Em nosso país, a Constituição
expõe os princípios gerais da
atividade econômica em seu artigo 170:
“Art.
170 - A ordem econômica, fundada na valorização
do trabalho e na livre iniciativa tem por .fim
assegurar a todos existência digna, conforme
os ditames da justiça social, observados
os seguintes princípios:
I
- soberania nacional;
II - propriedade privada;
III - função social da propriedade;
[...]."
O
texto é cristalino. Após o caput
definir os fundamentos, relaciona os princípios
necessários à preservação
destes alicerces. Em relação aos
fundamentos, cabe ressaltar a importância
do trabalho inserido no âmbito da livre
iniciativa, leia-se do capitalismo. Quanto aos
princípios, primeiro houve a preocupação
com a soberania nacional, condição
sine qua non para a própria preservação
da nação e, por conseqüência,
dos demais princípios, seguindo-se a
determinação da propriedade privada
como dominância das relações
sociais, sem que tal não exclua que eventuais
atividades econômicas sejam exercidas
pelo Estado, ainda que sob certas premissas
(art. 173) e, indubitável, sem que haja
desobediência à propriedade privada
como princípio. Daí porque o terceiro
inciso especifique a função social
da propriedade como delimitadora dos direitos
e definidora das obrigações da
própria propriedade privada.
Por
razões de soberania nacional e com base
na função social da propriedade,
a Carta Magna abre algumas exceções
à propriedade privada, verbi gratia,
conforme se depreende do disposto em seu artigo
176:
“Art.
176- As jazidas, em lavra ou não, e demais
recursos minerais e os potenciais de energia
hidráulica constituem propriedade distinta
da do 5%, para efeito de exploração
ou aproveitamento, e pertencem à União,
garantida ao concessionário a propriedade
do produto da lavra. "
No
caso, deixar de reconhecer a propriedade privada
é uma exceção que justifica
a regra. Exceções são possíveis,
mas há que se ter certas precauções,
em especial com relação aos fundamentos
da sociedade que a Constituição
se preocupa em reproduzir em seu artigo 170,
já citado. No caso dos recursos minerais,
o legislador considerou haver razões
para ser criada uma exceção, porém,
sem transgredir os fundamentos sociais. Ao se
conferir a propriedade, a União não
visou se apropriar dos frutos da exploração
das jazidas, isto é, do trabalho da exploração,
mas tão só se definir como o poder
concedente da pesquisa e da lavra desses recursos
minerais. E, para fins de concessão,
a União está limitada em seu poder
que deve atender sempre ao "interesse nacional"
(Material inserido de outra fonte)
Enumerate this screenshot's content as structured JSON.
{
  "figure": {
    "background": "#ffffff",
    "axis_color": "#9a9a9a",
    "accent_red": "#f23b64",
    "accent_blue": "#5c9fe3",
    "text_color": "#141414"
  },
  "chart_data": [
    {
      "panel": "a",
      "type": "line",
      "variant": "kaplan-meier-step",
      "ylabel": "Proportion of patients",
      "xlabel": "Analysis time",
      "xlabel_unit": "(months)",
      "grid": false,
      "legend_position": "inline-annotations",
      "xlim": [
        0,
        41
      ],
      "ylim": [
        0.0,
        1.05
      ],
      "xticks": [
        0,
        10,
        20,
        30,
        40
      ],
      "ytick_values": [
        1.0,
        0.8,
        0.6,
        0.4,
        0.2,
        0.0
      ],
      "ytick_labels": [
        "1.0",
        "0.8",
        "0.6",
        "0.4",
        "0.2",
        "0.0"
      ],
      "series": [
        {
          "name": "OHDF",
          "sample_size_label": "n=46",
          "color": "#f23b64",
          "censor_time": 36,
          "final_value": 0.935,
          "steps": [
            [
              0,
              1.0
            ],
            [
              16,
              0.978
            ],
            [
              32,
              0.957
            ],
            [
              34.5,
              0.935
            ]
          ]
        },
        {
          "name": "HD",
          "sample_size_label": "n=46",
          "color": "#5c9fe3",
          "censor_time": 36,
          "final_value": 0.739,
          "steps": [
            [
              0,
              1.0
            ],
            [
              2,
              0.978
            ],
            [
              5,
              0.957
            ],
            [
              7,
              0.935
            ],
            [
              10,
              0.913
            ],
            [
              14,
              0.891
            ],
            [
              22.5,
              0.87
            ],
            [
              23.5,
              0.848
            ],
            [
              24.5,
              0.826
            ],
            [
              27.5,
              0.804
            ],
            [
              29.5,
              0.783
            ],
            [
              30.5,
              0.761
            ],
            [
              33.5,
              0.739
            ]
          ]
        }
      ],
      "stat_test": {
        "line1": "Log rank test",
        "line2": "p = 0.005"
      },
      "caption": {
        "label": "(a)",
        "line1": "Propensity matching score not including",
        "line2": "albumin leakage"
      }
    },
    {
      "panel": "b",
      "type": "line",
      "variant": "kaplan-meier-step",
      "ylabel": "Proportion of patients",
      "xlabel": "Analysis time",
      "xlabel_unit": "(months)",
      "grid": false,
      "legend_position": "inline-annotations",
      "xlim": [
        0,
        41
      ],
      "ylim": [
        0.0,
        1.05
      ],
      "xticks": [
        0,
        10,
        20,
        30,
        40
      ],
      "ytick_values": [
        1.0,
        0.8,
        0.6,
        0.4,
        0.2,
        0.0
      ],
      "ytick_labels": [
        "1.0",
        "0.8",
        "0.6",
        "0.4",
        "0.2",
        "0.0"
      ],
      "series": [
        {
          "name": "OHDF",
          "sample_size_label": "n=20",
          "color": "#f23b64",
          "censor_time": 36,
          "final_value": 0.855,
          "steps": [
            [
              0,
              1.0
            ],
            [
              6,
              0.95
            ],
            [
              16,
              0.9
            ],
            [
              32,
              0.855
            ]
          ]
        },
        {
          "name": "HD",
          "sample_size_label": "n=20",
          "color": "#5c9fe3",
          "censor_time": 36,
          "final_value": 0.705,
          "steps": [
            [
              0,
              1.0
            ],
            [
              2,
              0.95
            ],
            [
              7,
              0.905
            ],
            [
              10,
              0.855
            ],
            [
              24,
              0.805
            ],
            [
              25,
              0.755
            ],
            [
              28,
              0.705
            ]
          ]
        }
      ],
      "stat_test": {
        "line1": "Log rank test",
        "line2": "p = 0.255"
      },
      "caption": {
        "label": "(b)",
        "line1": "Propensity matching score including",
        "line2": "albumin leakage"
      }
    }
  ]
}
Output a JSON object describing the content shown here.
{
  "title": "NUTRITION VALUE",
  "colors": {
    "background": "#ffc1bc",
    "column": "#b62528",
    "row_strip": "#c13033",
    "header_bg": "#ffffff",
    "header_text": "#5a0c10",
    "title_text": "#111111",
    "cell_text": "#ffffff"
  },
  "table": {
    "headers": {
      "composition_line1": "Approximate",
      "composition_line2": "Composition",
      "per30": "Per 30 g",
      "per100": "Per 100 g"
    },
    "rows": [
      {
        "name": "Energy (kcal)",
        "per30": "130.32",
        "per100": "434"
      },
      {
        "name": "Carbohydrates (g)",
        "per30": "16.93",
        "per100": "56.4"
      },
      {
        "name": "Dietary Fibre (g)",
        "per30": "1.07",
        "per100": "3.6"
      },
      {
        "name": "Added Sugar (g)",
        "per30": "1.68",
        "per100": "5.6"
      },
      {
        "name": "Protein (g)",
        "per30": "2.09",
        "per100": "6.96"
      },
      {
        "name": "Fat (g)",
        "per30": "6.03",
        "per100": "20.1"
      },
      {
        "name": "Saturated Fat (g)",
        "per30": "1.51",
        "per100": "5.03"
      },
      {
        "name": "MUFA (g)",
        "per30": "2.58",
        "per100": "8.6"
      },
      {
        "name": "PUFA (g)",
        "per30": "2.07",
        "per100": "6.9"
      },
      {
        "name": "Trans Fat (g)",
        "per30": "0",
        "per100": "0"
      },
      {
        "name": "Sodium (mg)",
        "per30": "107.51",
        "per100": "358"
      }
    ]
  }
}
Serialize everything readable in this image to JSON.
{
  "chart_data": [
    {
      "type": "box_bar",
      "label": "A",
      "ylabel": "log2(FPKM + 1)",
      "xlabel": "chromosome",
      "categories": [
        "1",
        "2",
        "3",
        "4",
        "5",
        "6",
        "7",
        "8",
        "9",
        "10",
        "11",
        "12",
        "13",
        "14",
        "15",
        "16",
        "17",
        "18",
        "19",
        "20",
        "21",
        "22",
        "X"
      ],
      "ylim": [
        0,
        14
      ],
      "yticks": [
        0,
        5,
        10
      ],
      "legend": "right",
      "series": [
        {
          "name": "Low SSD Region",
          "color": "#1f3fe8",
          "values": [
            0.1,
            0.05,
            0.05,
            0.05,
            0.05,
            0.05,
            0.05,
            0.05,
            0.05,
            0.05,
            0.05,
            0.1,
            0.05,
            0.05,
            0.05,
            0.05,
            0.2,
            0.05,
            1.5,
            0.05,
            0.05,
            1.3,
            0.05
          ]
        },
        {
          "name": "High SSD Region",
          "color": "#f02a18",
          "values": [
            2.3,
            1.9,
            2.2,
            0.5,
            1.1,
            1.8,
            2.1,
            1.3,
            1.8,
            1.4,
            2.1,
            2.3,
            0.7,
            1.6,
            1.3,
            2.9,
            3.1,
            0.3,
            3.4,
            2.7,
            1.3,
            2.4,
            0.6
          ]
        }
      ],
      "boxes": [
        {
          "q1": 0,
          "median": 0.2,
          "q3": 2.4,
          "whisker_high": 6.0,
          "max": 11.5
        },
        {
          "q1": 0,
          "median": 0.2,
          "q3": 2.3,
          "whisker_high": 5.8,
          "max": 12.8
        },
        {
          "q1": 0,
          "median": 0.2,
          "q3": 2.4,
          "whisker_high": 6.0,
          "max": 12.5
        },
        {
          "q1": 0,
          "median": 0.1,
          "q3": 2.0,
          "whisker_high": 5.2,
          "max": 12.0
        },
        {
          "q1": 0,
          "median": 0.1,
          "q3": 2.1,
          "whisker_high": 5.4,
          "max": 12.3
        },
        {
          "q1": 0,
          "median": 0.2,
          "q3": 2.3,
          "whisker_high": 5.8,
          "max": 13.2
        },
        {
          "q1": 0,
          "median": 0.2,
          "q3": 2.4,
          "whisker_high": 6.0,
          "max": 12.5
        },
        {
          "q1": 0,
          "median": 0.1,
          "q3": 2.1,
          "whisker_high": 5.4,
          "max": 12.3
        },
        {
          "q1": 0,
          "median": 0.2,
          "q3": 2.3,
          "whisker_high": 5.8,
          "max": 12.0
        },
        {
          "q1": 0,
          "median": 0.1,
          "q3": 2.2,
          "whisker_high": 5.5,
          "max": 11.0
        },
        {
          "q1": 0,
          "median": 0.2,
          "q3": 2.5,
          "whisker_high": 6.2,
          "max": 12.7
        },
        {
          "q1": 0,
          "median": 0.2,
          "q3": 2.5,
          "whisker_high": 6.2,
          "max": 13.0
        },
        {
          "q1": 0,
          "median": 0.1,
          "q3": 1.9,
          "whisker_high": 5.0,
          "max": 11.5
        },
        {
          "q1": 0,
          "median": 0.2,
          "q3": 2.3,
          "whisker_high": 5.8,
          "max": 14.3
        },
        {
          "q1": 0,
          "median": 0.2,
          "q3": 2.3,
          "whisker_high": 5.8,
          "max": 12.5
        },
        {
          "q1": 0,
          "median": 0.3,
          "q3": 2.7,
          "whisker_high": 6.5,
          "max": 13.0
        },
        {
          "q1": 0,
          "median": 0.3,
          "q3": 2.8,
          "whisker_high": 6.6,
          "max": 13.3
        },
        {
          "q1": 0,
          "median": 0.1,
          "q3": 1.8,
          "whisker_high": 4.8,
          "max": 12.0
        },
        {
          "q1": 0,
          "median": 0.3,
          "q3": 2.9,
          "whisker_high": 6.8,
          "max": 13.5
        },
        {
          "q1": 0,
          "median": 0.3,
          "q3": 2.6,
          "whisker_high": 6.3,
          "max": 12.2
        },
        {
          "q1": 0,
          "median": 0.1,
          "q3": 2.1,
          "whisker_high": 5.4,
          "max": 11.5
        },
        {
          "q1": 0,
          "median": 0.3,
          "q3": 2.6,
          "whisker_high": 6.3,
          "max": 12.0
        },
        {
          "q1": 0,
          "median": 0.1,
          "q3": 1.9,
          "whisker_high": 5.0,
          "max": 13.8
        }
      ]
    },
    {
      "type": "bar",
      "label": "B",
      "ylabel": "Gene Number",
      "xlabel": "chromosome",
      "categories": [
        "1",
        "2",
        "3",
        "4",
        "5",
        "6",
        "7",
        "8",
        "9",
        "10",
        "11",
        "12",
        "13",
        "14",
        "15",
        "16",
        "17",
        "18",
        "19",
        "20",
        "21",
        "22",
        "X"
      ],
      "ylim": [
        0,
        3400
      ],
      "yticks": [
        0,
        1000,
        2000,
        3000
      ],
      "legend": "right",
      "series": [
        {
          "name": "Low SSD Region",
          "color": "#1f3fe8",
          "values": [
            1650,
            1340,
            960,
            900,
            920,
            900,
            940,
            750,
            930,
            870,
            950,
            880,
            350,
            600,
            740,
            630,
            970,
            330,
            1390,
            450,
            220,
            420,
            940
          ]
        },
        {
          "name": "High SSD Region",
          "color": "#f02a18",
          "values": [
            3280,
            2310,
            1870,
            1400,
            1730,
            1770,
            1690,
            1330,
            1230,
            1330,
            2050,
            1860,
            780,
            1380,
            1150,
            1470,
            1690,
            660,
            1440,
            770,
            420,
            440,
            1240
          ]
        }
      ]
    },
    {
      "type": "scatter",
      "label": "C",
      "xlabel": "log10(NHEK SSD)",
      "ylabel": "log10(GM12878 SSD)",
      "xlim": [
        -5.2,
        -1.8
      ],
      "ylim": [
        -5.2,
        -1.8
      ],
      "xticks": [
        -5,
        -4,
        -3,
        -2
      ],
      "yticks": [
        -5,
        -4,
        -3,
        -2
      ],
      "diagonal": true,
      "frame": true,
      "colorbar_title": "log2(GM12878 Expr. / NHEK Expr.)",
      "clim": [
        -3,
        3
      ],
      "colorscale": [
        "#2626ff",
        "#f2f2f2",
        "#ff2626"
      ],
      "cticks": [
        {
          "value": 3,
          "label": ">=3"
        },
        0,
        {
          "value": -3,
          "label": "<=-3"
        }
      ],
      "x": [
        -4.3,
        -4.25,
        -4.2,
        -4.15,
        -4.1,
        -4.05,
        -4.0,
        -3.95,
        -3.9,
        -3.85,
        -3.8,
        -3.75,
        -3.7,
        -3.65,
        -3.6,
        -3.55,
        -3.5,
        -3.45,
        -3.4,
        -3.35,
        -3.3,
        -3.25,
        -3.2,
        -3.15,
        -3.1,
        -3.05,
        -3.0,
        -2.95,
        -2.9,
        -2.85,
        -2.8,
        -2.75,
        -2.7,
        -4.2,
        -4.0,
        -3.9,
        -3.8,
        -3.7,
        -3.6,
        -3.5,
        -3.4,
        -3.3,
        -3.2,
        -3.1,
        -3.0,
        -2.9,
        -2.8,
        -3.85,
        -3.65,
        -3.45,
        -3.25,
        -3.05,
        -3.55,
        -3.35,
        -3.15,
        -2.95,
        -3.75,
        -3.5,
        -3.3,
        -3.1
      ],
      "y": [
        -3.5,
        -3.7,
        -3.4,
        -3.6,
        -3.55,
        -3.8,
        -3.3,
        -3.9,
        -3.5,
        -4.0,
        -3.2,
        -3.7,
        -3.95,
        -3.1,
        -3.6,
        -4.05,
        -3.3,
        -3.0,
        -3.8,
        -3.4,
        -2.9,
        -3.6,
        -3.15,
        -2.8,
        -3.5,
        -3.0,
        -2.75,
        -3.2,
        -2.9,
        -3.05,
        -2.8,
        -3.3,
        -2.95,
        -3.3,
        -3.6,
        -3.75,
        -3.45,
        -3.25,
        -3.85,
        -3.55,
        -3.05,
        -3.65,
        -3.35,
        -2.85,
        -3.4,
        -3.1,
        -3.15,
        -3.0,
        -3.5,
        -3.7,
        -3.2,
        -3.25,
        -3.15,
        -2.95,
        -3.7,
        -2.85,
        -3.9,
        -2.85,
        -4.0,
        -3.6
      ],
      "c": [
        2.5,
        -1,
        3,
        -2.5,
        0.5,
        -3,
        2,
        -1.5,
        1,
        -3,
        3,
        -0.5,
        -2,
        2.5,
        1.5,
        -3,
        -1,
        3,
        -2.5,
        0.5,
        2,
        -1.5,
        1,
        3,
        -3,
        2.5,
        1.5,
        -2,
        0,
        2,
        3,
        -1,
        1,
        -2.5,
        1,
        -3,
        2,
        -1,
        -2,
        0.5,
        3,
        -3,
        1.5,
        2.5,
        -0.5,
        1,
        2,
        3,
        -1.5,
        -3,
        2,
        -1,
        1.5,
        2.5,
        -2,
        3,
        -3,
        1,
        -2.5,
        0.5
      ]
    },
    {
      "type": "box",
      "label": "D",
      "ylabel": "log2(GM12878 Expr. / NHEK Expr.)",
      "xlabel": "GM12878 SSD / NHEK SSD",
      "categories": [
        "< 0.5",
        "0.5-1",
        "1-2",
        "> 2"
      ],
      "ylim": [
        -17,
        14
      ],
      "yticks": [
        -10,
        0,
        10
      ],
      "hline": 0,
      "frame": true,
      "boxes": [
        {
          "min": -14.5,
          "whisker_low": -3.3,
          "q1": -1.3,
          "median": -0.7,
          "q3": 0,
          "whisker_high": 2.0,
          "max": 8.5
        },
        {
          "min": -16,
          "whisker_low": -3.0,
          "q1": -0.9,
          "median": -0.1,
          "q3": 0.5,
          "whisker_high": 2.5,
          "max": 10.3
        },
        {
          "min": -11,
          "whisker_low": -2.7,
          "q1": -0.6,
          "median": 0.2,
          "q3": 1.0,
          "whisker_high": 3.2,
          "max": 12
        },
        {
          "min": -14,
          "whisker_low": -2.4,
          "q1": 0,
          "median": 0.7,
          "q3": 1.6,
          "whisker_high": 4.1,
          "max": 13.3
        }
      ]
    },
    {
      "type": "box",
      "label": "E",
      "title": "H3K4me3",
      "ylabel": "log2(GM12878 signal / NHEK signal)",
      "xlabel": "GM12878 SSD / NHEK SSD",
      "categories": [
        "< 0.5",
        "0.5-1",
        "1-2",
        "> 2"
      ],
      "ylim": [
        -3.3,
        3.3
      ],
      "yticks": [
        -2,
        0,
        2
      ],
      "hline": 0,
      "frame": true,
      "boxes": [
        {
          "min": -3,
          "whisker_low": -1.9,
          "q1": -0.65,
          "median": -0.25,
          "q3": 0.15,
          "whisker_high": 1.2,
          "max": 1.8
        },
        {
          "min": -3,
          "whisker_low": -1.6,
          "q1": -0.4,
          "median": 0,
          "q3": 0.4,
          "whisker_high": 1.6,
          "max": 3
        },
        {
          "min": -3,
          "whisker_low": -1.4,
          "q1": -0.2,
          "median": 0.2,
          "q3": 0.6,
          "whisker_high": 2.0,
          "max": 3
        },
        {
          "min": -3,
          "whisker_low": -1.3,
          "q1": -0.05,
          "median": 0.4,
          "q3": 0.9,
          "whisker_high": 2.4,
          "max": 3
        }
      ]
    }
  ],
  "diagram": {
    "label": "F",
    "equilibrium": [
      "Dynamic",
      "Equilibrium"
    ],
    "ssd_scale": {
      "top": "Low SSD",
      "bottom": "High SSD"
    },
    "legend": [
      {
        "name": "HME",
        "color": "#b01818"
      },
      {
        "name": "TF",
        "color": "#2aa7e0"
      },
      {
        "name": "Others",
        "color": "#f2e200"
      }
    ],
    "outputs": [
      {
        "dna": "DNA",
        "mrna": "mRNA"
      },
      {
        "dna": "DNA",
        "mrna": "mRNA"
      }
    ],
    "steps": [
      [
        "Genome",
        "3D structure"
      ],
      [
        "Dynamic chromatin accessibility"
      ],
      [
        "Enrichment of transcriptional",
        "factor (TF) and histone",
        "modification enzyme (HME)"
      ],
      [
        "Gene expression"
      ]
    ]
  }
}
e este ato só poderá ser efetivado
em favor de "brasileiros ou empresa constituída
sob as leis brasileiras e tenha a sua sede e
administração no País"
(art. 176, § 1°). Mas, apesar de justificável
a propriedade da União, houve por bem
o legislador, ao retirar a propriedade de seu
titular, não derrogar todos os seus direitos
derivados de sua propriedade sobre o solo, daí
assegurando-lhe a "participação
[...] nos resultados da lavra, na forma e no
valor que dispuser a lei" (art. 176, §
2°) .
Considerações
sucintas são oportunas. Os recursos minerais
e os potenciais de energia hidráulica
não eram e nem são per se fruto
do trabalho humano, mas dádivas da natureza.
Portanto, são "propriedades"
decorrentes da apropriação privada
do solo, na maioria das vezes, com total desconhecimento
daquilo contido no subsolo. Considerar esses
recursos como propriedade da União, portanto,
não ofende um princípio de origem
de respeito aos resulta- dos do trabalho de
quem o realiza.
Todavia,
por razões idênticas ou assemelhadas, a exploração
dos recursos minerais têm, também,
um trato diferenciado em nossa Carta Magna.
Assim, a atividade de exploração
nem sempre pode ser exercida pelo setor privado,
constituindo-se monopólio da União
(art. 177), dentre outras, a pesquisa e a lavra
das jazidas de petróleo e gás
natural e outros hidrocarbonetos fluidos (inc.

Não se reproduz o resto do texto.